Search code examples
antlrcompiler-theory

Removing Left Recursion in ANTLR


As is explained in Removing left recursion , there are two ways to remove the left recursion.

  • Modify the original grammar to remove the left recursion using some procedure
  • Write the grammar originally not to have the left recursion

What people normally use for removing (not having) the left recursion with ANTLR? I've used flex/bison for parser, but I need to use ANTLR. The only thing I'm concerned about using ANTLR (or LL parser in genearal) is left recursion removal.

  • In practical sense, how serious of removing left recursion in ANTLR? Is this a showstopper in using ANTLR? Or, nobody cares about it in ANTLR community?
  • I like the idea of AST generation of ANTLR. In terms of getting AST quick and easy way, which method (out of the 2 removing left recursion methods) is preferable?

Added

I did some experiment with the following grammar.

E -> E + T|T
T -> T * F|F
F -> INT | ( E )

After left recursion removal, I get the following one

E -> TE'
E' -> null | + TE'
T -> FT'
T' -> null | * FT'

I could come up with the following ANTLR representation.
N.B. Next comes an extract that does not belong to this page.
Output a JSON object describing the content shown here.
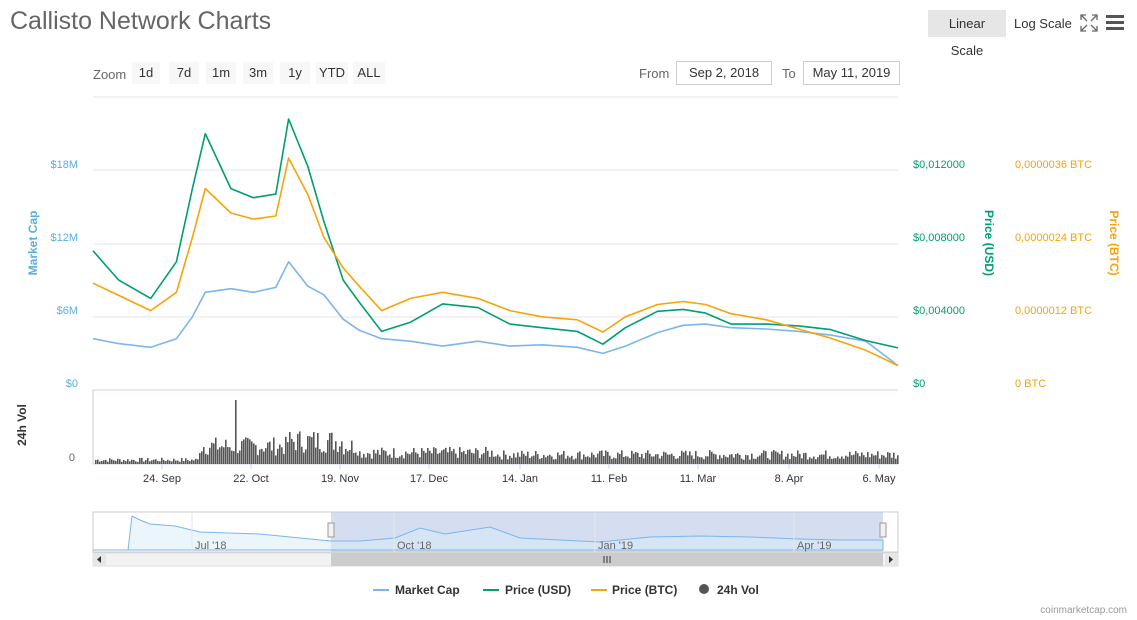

Even though, It's relatively pretty simple and straightforward, it seems the grammar that doesn't have the left recursion should be the better way to go.

grammar T;

options {
    language=Python;
}

start returns [value]
   : e {$value = $e.value};
e returns [value]
   : t ep  
     {
       $value = $t.value
       if $ep.value != None:
         $value += $ep.value
     }
   ;
ep returns [value]
   : {$value = None}
   | '+' t r = ep 
     {
       $value = $t.value
       if $r.value != None:
            $value += $r.value
     }
   ;
t returns [value]
  : f tp 
    {
      $value = $f.value
      if $tp.value != None:
        $value *= $tp.value
    }
  ;
tp returns [value]
  : {$value = None}
  | '*' f r = tp 
    {
      $value = $f.value;
      if $r.value != None:
        $value *= $r.value
    }
  ;
f returns [int value]
  : INT {$value = int($INT.text)}
  | '(' e ')' {$value = $e.value}
  ;

INT :   '0'..'9'+ ;
WS: (' '|'\n'|'\r')+ {$channel=HIDDEN;} ;

Solution

  • Consider something like a typical parameter list:

    parameter_list: parameter
                  | parameter_list ',' parameter
                  ;
    

    Since you don't care about anything like precedence or associativity with parameters, this is fairly easy to convert to right recursion, at the expense of adding an extra production:

    parameter_list: parameter more_params
                  ;
    
    more_params:
               | ',' parameter more_params
               ;
    

    For the most serious cases, you might want to spend some time in the Dragon Book. Doing a quick check, this is covered primarily in chapter 4.

    As far as seriousness goes, I'm pretty sure ANTLR simply won't accept a grammar that contains left recursion, which would put it into the "absolute necessity" category.